Por pbagora.com.br

 Netinho está novamente internado no Hospital Sírio-Libanês, no bairro da Bela Vista, região central de São Paulo. O próprio cantor contou em sua conta do Facebook na noite quarta-feira, 24, que se internou na unidade após sentir tontura, dor no pescoço e diplopia. Exames feitos durante a internação, contudo, fizeram os médicos descobrirem que o cantor não precisa mais da válvula instalada em seu cérebro. Não serei mais um cantor valvulado (risos). Cada vez mais estou ficando como eu era. Em breve voltarei a dar meus saltos triplos carpados! Em algumas semanas voltarei aos shows”, comemorou Netinho. A luta de Netinho começou após sofrer um AVC em 2013.

Veja a declaração de Netinho na rede social. Amigos, após as minhas primeiras duas semanas de trabalho quando fiz quatro shows, na semana seguinte senti um aumento na minha tontura, pescoço duro e um pouco de Diplopia (visão dupla). Vim aqui no Hospital Sírio Libanês fazer uma revisão. Tudo excelente com meus exames. Porém, olhem que maravilha, a equipe do Dr. Kalil está fazendo testes em mim pois suspeitam que meu corpo não precisa mais da válvula que instalaram no meu cérebro no ano passado. Vão retirá-la. Não serei mais um cantor valvulado, rsss… Cada vez mais estou ficando como eu era. Em breve voltarei a dar meus saltos triplos carpados! Em algumas semanas voltarei aos shows.

Eu queria morrer
Netinho participou recentemente do programa  Encontro com Fátima Bernardes e cantou o sucesso Milla. Antes de se apresentar ele conversou com Fátima e falou como foi voltar aos palcos depois de dois anos afastado. Foi maravilhoso. Durante os dois anos no hospital fiquei com muito tempo ocioso, então consegui refletir e entender o poder e o significado da palavra. Passei a estudar muito sobre física quântica e entendi que o ser humano, ainda bebê, já carrega todos os arquétipos do que ele vai ser quando crescer, está no DNA. É por isso que o meu novo CD se chama  DNA. Minha voz está pequena ainda, fiquei tanto tempo no hospital sem falar e sem cantar, que ela está fraca. É um músculo e precisa de exercício, que é o que estou fazendo,explicou.

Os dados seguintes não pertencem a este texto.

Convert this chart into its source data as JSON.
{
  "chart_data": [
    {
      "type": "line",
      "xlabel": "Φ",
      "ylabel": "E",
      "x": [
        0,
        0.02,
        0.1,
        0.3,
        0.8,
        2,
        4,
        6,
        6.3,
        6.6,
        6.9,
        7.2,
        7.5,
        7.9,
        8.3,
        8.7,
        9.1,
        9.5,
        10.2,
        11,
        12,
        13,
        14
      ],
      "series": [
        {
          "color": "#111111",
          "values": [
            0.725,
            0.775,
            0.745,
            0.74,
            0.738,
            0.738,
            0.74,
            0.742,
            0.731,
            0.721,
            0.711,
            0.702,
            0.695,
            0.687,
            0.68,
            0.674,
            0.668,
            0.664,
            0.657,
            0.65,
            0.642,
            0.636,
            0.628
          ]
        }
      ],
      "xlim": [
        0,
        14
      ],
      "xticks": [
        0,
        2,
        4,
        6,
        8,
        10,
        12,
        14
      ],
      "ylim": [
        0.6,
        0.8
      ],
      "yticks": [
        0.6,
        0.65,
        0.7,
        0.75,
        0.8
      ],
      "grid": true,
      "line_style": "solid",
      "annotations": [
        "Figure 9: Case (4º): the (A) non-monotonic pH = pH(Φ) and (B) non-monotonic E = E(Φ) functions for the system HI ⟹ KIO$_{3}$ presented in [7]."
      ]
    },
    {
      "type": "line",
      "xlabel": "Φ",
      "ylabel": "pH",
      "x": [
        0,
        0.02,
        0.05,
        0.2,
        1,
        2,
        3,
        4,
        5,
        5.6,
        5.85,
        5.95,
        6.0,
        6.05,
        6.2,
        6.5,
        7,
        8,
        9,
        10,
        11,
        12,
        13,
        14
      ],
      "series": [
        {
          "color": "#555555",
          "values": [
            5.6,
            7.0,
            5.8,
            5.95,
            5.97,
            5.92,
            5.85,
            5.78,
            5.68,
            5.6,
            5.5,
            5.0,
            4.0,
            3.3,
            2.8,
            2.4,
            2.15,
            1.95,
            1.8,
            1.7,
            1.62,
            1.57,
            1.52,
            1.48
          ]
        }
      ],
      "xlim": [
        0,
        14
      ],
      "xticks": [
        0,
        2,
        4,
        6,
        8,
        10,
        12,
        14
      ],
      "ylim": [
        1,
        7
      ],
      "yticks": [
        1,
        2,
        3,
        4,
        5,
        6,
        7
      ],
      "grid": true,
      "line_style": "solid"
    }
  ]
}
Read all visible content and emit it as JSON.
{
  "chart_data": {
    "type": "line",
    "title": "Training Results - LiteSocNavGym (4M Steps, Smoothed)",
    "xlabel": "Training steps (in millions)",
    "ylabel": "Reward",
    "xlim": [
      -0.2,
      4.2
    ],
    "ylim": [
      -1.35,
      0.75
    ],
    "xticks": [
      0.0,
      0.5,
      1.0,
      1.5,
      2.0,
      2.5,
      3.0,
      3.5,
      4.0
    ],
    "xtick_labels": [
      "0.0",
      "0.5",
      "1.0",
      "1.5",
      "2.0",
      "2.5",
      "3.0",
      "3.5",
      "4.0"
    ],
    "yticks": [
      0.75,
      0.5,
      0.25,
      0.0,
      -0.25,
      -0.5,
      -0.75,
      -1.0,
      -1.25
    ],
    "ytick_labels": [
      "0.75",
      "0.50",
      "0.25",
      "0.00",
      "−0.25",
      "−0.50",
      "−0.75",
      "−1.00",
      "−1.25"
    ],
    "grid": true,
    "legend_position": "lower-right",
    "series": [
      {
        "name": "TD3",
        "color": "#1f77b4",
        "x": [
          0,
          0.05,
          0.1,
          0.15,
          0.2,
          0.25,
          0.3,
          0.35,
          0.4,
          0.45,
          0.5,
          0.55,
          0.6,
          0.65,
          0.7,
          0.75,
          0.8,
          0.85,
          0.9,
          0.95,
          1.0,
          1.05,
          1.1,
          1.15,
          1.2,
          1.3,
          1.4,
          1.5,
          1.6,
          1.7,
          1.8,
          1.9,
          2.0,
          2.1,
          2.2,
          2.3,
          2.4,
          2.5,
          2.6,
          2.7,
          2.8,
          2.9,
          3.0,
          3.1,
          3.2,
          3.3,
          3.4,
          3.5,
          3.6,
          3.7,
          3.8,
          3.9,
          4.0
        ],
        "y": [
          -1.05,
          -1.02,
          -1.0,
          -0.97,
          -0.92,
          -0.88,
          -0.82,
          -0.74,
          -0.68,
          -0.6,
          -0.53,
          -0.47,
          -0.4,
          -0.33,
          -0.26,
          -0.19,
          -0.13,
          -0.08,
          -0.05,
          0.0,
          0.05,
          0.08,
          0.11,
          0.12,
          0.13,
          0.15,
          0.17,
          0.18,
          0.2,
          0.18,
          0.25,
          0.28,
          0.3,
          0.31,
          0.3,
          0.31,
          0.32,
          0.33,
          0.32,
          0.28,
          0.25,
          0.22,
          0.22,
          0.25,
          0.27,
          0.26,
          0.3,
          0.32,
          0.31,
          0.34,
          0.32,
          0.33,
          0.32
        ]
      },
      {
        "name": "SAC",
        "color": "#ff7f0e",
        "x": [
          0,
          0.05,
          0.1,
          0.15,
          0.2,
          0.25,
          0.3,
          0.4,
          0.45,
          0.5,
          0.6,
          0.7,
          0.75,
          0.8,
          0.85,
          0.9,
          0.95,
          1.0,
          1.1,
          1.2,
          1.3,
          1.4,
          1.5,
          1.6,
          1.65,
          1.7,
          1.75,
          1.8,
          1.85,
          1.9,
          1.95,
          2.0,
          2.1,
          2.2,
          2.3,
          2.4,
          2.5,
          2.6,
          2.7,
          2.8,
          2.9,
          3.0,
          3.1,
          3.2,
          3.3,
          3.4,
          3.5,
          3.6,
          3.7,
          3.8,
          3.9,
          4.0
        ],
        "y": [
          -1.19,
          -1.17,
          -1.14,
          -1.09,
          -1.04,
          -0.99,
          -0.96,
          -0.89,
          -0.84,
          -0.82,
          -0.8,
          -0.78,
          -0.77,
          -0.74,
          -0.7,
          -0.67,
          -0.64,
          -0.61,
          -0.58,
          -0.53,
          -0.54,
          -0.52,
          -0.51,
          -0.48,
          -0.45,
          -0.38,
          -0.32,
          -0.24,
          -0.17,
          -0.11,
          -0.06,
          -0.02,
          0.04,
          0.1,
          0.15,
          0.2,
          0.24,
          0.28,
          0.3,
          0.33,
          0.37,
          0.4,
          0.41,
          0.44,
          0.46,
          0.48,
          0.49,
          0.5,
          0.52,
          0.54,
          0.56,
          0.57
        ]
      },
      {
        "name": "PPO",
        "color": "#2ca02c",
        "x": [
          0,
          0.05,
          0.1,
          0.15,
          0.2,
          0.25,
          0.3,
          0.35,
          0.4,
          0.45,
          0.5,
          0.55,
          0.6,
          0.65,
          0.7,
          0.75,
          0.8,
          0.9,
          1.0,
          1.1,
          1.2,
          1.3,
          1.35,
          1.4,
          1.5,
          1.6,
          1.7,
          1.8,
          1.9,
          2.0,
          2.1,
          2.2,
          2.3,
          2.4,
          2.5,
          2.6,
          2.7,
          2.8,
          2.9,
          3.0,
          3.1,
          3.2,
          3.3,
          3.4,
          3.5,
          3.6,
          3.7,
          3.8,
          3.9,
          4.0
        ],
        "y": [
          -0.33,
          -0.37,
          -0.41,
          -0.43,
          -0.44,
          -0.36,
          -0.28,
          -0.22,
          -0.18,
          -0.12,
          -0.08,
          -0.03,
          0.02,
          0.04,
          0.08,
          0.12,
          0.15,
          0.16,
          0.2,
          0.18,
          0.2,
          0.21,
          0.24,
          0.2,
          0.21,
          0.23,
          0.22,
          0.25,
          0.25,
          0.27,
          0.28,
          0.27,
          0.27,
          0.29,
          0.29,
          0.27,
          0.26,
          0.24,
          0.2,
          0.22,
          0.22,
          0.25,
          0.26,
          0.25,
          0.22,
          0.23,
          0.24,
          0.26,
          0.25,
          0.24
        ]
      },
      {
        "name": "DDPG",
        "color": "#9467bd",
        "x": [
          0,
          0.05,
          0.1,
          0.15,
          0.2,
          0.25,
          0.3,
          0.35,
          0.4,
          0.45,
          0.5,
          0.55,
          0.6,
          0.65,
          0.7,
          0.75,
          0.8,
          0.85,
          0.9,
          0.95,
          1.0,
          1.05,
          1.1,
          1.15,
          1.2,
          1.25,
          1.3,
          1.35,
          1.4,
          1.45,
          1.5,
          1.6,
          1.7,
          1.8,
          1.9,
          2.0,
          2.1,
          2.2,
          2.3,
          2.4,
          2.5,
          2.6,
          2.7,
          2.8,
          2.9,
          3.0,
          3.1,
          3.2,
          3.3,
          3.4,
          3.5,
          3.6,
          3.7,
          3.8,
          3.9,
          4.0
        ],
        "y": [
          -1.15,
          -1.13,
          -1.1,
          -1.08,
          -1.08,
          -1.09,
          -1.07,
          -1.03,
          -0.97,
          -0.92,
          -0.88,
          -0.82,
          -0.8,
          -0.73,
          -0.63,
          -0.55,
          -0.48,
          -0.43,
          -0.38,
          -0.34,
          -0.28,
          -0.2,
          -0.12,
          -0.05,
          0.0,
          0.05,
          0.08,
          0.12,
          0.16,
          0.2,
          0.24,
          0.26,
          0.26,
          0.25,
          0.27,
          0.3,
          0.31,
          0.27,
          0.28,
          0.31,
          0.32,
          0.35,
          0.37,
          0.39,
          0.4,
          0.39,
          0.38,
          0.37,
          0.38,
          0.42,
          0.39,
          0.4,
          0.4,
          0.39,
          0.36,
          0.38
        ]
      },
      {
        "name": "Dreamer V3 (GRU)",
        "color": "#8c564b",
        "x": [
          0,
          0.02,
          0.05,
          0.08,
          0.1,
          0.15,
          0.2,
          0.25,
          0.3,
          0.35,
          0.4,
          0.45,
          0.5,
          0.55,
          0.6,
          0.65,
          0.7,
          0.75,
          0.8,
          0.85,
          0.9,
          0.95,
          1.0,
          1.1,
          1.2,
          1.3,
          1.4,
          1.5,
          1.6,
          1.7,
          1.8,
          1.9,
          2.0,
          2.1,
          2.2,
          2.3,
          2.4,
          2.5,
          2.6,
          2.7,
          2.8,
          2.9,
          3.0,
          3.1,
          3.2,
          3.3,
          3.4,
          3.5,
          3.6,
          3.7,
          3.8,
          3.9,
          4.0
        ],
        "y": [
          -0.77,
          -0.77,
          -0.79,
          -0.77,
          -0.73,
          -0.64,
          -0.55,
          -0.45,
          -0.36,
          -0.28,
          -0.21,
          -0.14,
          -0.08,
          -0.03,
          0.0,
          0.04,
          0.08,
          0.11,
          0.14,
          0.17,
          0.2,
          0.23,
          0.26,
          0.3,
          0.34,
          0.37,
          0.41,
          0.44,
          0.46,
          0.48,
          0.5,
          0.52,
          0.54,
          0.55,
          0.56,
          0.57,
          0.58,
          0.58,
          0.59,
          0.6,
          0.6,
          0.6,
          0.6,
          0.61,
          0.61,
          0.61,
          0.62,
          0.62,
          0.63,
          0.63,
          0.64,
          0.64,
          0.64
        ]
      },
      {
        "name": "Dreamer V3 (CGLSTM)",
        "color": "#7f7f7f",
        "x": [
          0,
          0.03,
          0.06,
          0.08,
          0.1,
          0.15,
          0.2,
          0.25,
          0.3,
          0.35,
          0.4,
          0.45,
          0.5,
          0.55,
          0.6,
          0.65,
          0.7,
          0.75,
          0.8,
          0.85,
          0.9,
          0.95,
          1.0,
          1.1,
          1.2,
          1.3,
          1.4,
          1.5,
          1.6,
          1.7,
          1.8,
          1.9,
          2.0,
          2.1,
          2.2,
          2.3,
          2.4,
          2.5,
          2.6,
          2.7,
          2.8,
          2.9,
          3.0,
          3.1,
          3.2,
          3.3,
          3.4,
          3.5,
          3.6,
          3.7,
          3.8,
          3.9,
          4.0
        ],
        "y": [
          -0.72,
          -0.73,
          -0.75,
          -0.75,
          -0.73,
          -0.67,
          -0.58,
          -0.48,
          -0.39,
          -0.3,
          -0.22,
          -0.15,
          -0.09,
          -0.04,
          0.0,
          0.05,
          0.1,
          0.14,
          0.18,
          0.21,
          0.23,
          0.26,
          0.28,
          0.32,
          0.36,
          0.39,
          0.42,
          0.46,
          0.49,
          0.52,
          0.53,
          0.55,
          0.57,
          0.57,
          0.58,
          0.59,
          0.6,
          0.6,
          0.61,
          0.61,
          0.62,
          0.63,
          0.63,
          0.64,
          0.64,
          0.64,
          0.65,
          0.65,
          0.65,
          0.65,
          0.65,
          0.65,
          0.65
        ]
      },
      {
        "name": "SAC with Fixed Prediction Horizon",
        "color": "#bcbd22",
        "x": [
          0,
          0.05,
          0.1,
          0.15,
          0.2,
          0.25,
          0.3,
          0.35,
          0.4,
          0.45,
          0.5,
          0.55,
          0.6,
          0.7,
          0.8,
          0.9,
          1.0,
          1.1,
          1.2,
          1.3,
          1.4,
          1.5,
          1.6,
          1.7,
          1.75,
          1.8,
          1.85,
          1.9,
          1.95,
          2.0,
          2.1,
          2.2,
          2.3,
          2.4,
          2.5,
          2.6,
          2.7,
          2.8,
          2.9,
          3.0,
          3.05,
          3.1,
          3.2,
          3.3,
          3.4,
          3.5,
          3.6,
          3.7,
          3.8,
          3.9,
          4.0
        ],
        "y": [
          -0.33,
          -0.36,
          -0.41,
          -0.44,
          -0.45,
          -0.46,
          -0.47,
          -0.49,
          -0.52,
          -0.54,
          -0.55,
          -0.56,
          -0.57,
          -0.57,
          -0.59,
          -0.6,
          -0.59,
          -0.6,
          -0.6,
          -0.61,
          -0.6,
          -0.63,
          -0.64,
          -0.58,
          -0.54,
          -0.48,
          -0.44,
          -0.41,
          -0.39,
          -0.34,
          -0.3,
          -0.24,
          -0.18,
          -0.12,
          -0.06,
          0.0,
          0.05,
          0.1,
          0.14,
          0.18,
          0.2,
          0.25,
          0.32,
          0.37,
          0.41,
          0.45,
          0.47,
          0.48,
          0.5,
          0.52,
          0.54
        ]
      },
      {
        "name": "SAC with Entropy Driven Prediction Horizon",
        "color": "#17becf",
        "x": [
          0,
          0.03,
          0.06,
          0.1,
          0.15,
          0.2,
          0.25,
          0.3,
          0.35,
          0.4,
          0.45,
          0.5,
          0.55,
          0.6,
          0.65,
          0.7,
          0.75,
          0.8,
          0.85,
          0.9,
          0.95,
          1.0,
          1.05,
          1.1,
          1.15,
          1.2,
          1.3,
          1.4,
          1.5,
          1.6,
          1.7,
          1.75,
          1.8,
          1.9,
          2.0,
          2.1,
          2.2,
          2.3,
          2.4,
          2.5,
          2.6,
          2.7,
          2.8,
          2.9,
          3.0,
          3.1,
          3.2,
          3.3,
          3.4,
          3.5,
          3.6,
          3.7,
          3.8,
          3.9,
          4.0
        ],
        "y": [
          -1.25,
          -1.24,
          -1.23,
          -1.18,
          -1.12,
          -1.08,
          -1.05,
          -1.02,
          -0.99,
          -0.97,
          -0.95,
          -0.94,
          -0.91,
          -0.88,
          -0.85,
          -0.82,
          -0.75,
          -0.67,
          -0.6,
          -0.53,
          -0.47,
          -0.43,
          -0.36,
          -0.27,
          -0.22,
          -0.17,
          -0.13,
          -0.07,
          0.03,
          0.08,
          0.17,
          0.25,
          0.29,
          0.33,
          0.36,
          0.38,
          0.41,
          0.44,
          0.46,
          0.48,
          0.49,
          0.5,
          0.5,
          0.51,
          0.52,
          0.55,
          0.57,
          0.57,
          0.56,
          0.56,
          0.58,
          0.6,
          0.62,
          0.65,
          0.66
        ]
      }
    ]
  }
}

Apesar da atitude positiva de agora, Netinho confessa que viveu momentos de desesperança. Depois das duas primeiras cirurgias, quando já estava melhorando, comecei a piorar de novo, minha voz foi sumindo, aí parei de andar na praia, de me exercitar e entrei numa depressão profunda. Eu queria morrer, falou.

Me levaram para o hospital e fiz uma terceira cirurgia no cérebro. Quando me disseram sobre a depressão, eu não aceitei. Nunca fiquei triste, sempre fui uma pessoa alegre e positiva. Só entendi quando uma amiga minha me explicou que eu não era depressivo, que estava com sintomas de depressão, e que o cérebro, como todos as outras partes do corpo, também pode ficar doente. Depois que entendi isso, comecei a aceitar e melhorar, afirmou.

E deu um conselho: No caso da depressão, só a própria pessoa pode sair dela aceitando ajuda. Tive sorte porque durante a segunda internação fui dado como morto porque não acordava depois da terceira cirurgia. Só acordei três dias depois. Eu pesava 90kg e, nessa época, cheguei a pesar 50kg.

O baiano disse que hoje vê a vida de uma forma completamente diferente. Em 2002, eu tinha tudo que o dinheiro pode comprar, fama e sucesso, mas não tinha nada. Não tinha tempo para ver a minha família, não vivia. Estava pálido e não tinha cor. Morava na Bahia e não tinha tempo para pegar sol. Aí parei um ano em meio para descansar. Em 2006, quando voltei, fiz essa tatuagem para simbolizar isso: Nada como viver. Depois de tudo o que eu passei, percebi que a fé e a ciência estão caminhando juntas como nunca antes. Tem que ter fé, afirmou ele, que recentemente foi às lágrimas ao se apresentar no palco do Globo de Ouro, do canal Viva.